One cure to such solitary angst is to find like-minded souls to talk with. I’ve found that my favorite moments as a writer come in those conversations, often in the form of unexpected compliments.
The first few years I wrote, every week or two I’d call up my best friend Sean, and talk through what I’d been working on. Sean isn’t a writer, or even much of a reader, but he’s a great listener and would sit in rapt attention as I rambled on about my worlds, my characters, my plot. He’d ask questions, make comments. Those conversations were vital to my writing sanity. They gave me perspective and made it seem like I was doing something real and worthwhile.
Then there’d be moments where I’d say something and Sean would say, “Oh, that’s really cool.”
I’d paused. “It….is?”
“Yeah. I’d love to read about that.”
A year or so after that, I signed up for David Farland’s Novel Revision workshop. As part of the workshop each student supplied the others with the first twenty pages of a novel. Every day we’d go through the selection as a group, making comments. I remember the first sample I read. It was an urban fantasy piece and it was phenomenal. The writing was crisp with a strong voice and a great hook. It could have come straight from a bookstore’s shelf. Shoot, I thought, thinking about my own pages and how awkward they were. What was I getting myself into?
I went through the workshop, getting great feedback on my own piece, but still feeling a bit out of place. It turned out the writer of the urban fantasy and I really clicked, and at the end of the workshop agreed to stay in touch.
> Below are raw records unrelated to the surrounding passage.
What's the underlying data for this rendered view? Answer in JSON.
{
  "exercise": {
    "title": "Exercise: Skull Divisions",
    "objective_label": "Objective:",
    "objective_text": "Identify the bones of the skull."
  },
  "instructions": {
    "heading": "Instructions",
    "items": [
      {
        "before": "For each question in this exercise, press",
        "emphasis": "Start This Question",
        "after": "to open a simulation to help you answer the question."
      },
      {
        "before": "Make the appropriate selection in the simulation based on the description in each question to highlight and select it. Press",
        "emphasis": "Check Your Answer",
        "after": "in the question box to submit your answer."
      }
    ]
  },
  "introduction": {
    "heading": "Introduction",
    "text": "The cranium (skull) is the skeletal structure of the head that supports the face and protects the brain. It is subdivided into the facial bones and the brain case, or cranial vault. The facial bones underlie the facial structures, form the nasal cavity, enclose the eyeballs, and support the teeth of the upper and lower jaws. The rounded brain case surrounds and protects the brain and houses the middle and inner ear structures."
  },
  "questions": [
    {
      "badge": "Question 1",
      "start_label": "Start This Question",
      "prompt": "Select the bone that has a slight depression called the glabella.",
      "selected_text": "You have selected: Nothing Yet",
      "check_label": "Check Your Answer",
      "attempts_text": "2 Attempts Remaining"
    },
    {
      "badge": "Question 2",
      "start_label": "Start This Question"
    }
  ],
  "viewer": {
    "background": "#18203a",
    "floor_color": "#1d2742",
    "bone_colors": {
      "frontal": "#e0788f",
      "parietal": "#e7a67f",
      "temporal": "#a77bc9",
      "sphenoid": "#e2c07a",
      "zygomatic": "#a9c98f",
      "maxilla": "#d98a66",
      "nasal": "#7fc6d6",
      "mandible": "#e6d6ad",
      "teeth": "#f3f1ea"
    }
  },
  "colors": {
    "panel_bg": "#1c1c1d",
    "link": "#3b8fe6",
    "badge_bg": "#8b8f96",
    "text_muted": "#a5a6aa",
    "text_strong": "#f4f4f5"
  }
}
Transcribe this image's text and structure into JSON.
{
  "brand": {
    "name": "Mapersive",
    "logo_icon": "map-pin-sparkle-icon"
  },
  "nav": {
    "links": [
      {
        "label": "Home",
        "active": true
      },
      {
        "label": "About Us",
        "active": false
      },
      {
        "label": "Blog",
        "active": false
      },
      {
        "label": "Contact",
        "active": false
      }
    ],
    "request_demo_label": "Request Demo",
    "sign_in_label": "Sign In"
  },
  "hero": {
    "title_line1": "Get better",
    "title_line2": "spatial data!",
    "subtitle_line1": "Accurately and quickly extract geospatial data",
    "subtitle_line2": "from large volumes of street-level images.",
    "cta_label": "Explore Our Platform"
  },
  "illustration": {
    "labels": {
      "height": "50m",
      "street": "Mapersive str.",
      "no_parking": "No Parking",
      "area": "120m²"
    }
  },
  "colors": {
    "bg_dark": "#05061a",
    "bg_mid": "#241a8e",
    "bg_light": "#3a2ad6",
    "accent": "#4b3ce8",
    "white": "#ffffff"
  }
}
We were chatting after, and I mentioned to her how good I thought her stuff was and how I figured she had to have been already published.
“It’s funny,” she said. “I thought the same thing about yours.”
I laughed, suggesting that was very nice of her to say that. But she shook her head. “No, I’m serious. It’s really, really good. You should absolutely publish it.”
It’s funny how big an impact small compliments can have. I can say with the utmost sincerity that conversations like that have kept me going. Even this year, with the day job taking up most of my energy and my projects not progressing the way I want, I’m reminded, every once in a while, that those whom have read my work sincerely enjoyed it, and look forward to what I produce next. A small audience of readers, but proof that perhaps I can one day have a large one. But even if I don’t, I’ll at least know I did something worthwhile.